John Yettaw, 53, was admitted to Yangon’s main hospital on Monday, but his condition is improving, said the sources, who spoke on condition of anonymity for fear of reprisals in the military-run nation.
Yettaw faces up to five years in prison on charges he helped violate the terms of Aung San Suu Kyi’s house arrest by swimming uninvited to her lakeside residence and staying two nights.
A court is to deliver a verdict next week in the case, which charges Aung San Suu Kyi with violating the terms of her detention. The 64-year-old Nobel Peace Prize laureate could also be imprisoned for five years along with two companions who resided with her.
Yettaw, of Falcon, Missouri, testified that he swam to Aung San Suu Kyi’s house to warn her that he had had a vision that she would be assassinated.

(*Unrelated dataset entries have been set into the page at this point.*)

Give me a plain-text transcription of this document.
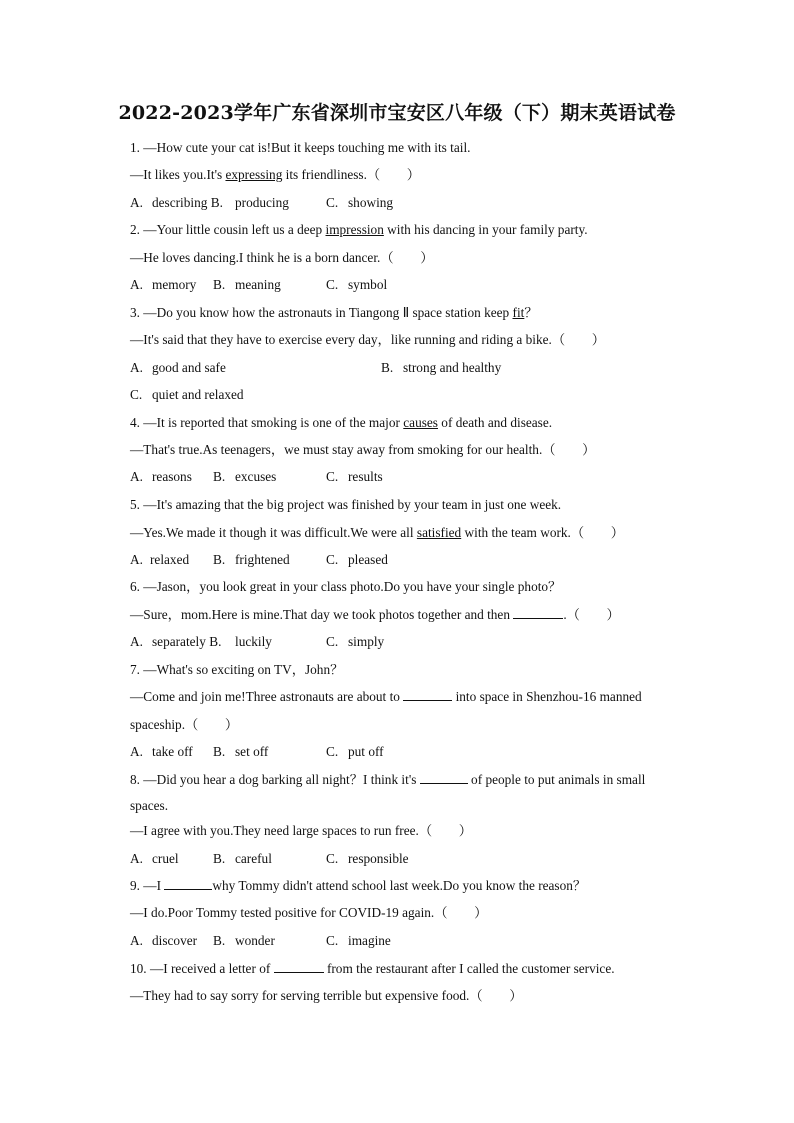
2022-2023学年广东省深圳市宝安区八年级（下）期末英语试卷
1. —How cute your cat is!But it keeps touching me with its tail.
—It likes you.It's expressing its friendliness.（　　）
A. describing B. producing	C. showing
2. —Your little cousin left us a deep impression with his dancing in your family party.
—He loves dancing.I think he is a born dancer.（　　）
A. memory B. meaning	C. symbol
3. —Do you know how the astronauts in Tiangong Ⅱ space station keep fit？
—It's said that they have to exercise every day，like running and riding a bike.（　　）
A. good and safe	B. strong and healthy
C. quiet and relaxed
4. —It is reported that smoking is one of the major causes of death and disease.
—That's true.As teenagers，we must stay away from smoking for our health.（　　）
A. reasons B. excuses	C. results
5. —It's amazing that the big project was finished by your team in just one week.
—Yes.We made it though it was difficult.We were all satisfied with the team work.（　　）
A. relaxed B. frightened	C. pleased
6. —Jason，you look great in your class photo.Do you have your single photo？
—Sure，mom.Here is mine.That day we took photos together and then	.（　　）
A. separately B. luckily	C. simply
7. —What's so exciting on TV，John？
—Come and join me!Three astronauts are about to	into space in Shenzhou-16 manned
spaceship.（　　）
A. take off B. set off	C. put off
8. —Did you hear a dog barking all night？I think it's	of people to put animals in small
spaces.
—I agree with you.They need large spaces to run free.（　　）
A. cruel	B. careful	C. responsible
9. —I	why Tommy didn't attend school last week.Do you know the reason？
—I do.Poor Tommy tested positive for COVID-19 again.（　　）
A. discover B. wonder	C. imagine
10. —I received a letter of	from the restaurant after I called the customer service.
—They had to say sorry for serving terrible but expensive food.（　　）
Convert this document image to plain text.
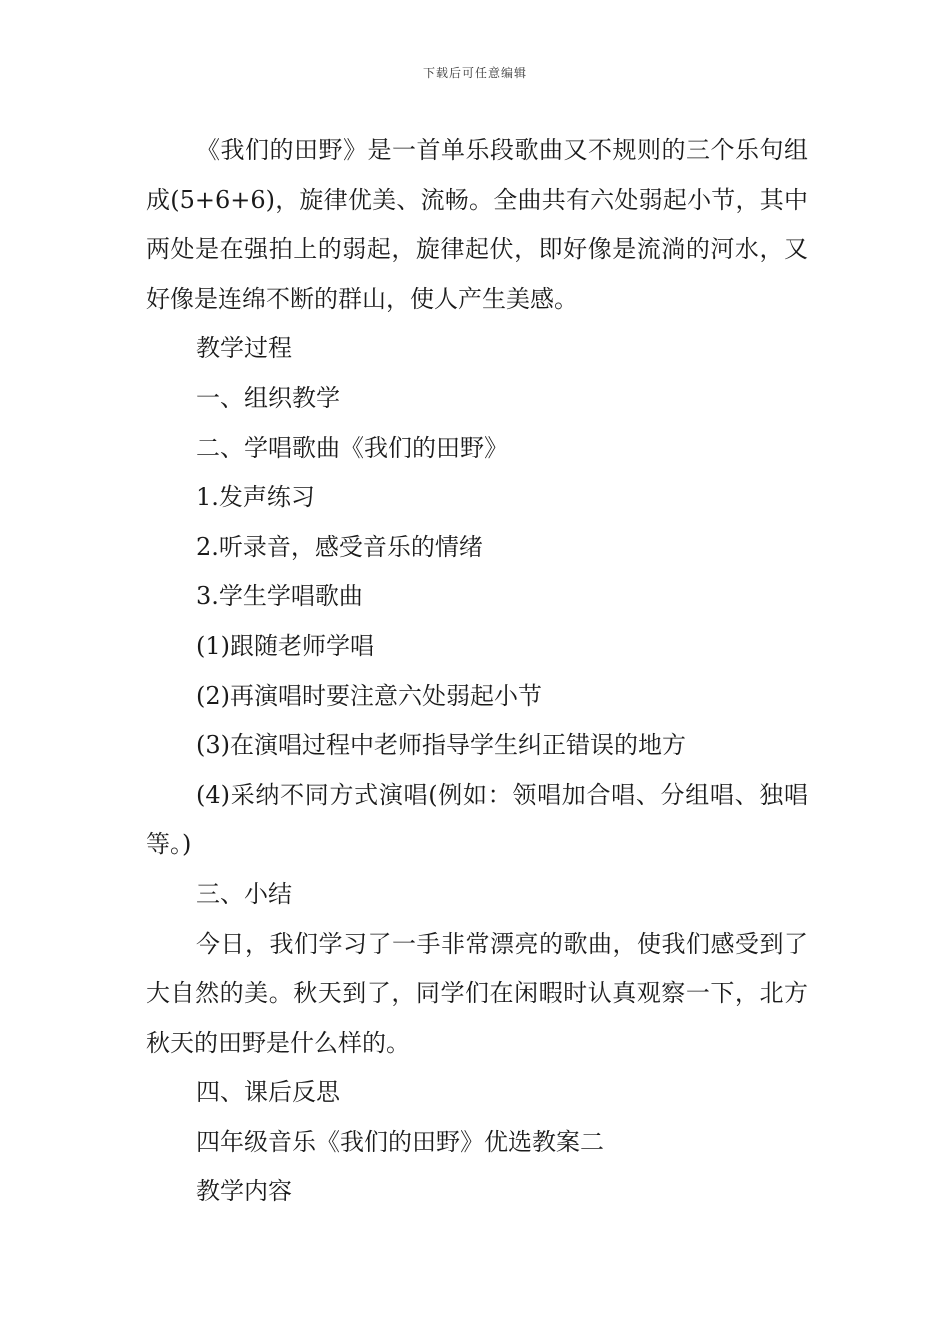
下载后可任意编辑

《我们的田野》是一首单乐段歌曲又不规则的三个乐句组成(5+6+6)，旋律优美、流畅。全曲共有六处弱起小节，其中两处是在强拍上的弱起，旋律起伏，即好像是流淌的河水，又好像是连绵不断的群山，使人产生美感。

教学过程

一、组织教学

二、学唱歌曲《我们的田野》

1.发声练习

2.听录音，感受音乐的情绪

3.学生学唱歌曲

(1)跟随老师学唱

(2)再演唱时要注意六处弱起小节

(3)在演唱过程中老师指导学生纠正错误的地方

(4)采纳不同方式演唱(例如：领唱加合唱、分组唱、独唱等。)

三、小结

今日，我们学习了一手非常漂亮的歌曲，使我们感受到了大自然的美。秋天到了，同学们在闲暇时认真观察一下，北方秋天的田野是什么样的。

四、课后反思

四年级音乐《我们的田野》优选教案二

教学内容
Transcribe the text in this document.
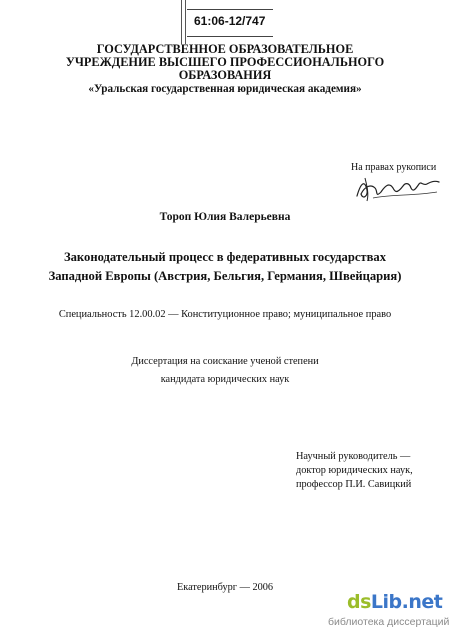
61:06-12/747
ГОСУДАРСТВЕННОЕ ОБРАЗОВАТЕЛЬНОЕ
УЧРЕЖДЕНИЕ ВЫСШЕГО ПРОФЕССИОНАЛЬНОГО
ОБРАЗОВАНИЯ
«Уральская государственная юридическая академия»
На правах рукописи
Тороп Юлия Валерьевна
Законодательный процесс в федеративных государствах
Западной Европы (Австрия, Бельгия, Германия, Швейцария)
Специальность 12.00.02 — Конституционное право; муниципальное право
Диссертация на соискание ученой степени
кандидата юридических наук
Научный руководитель —
доктор юридических наук,
профессор П.И. Савицкий
Екатеринбург — 2006
dsLib.net
библиотека диссертаций
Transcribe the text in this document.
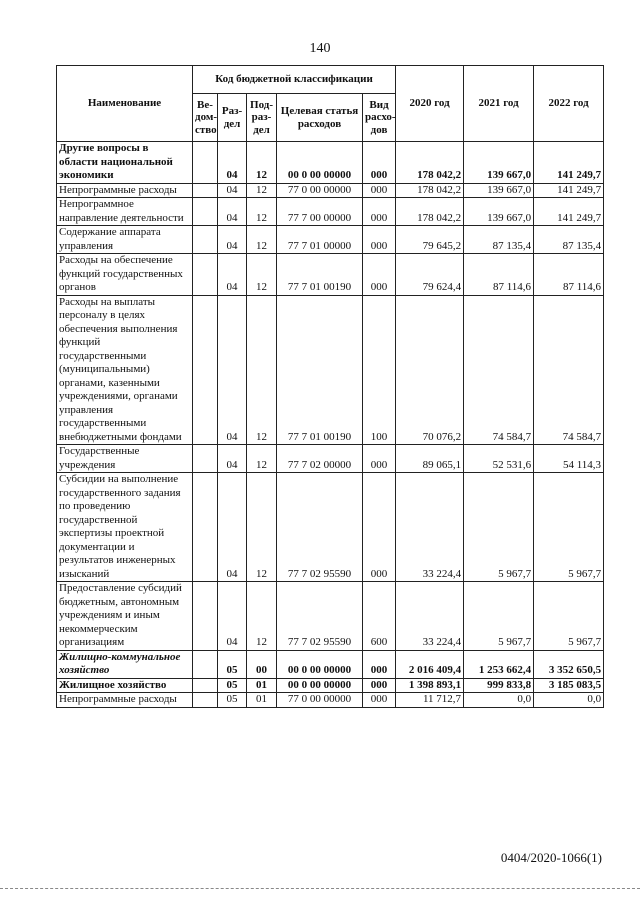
140
Наименование	Код бюджетной классификации					2020 год	2021 год	2022 год
	Ве-дом-ство	Раз-дел	Под-раз-дел	Целевая статья расходов	Вид расхо-дов			
Другие вопросы в области национальной экономики		04	12	00 0 00 00000	000	178 042,2	139 667,0	141 249,7
Непрограммные расходы		04	12	77 0 00 00000	000	178 042,2	139 667,0	141 249,7
Непрограммное направление деятельности		04	12	77 7 00 00000	000	178 042,2	139 667,0	141 249,7
Содержание аппарата управления		04	12	77 7 01 00000	000	79 645,2	87 135,4	87 135,4
Расходы на обеспечение функций государственных органов		04	12	77 7 01 00190	000	79 624,4	87 114,6	87 114,6
Расходы на выплаты персоналу в целях обеспечения выполнения функций государственными (муниципальными) органами, казенными учреждениями, органами управления государственными внебюджетными фондами		04	12	77 7 01 00190	100	70 076,2	74 584,7	74 584,7
Государственные учреждения		04	12	77 7 02 00000	000	89 065,1	52 531,6	54 114,3
Субсидии на выполнение государственного задания по проведению государственной экспертизы проектной документации и результатов инженерных изысканий		04	12	77 7 02 95590	000	33 224,4	5 967,7	5 967,7
Предоставление субсидий бюджетным, автономным учреждениям и иным некоммерческим организациям		04	12	77 7 02 95590	600	33 224,4	5 967,7	5 967,7
Жилищно-коммунальное хозяйство		05	00	00 0 00 00000	000	2 016 409,4	1 253 662,4	3 352 650,5
Жилищное хозяйство		05	01	00 0 00 00000	000	1 398 893,1	999 833,8	3 185 083,5
Непрограммные расходы		05	01	77 0 00 00000	000	11 712,7	0,0	0,0
0404/2020-1066(1)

He reportedly suffers from epilepsy, diabetes and other health problems, including post traumatic stress disorder from his time in the US military. His lawyer Khin Maung Oo said earlier that Yettaw had been kept in the hospital of Insein prison, so authorities could monitor his health.
US embassy spokesman Richard Mei said that the embassy’s consular officer, Colin Furst, visited Yettaw at the hospital on Monday morning. He would not comment on Yettaw’s condition.
While there has been little speculation about the court’s verdict in Yettaw’s case, many diplomats expect Aung San Suu Kyi to be found guilty and she herself has said the court’s decision was already “painfully obvious.”
Aung San Suu Kyi’s full testimony in the closed-door trial was released on Monday for the first time by the National League for Democracy.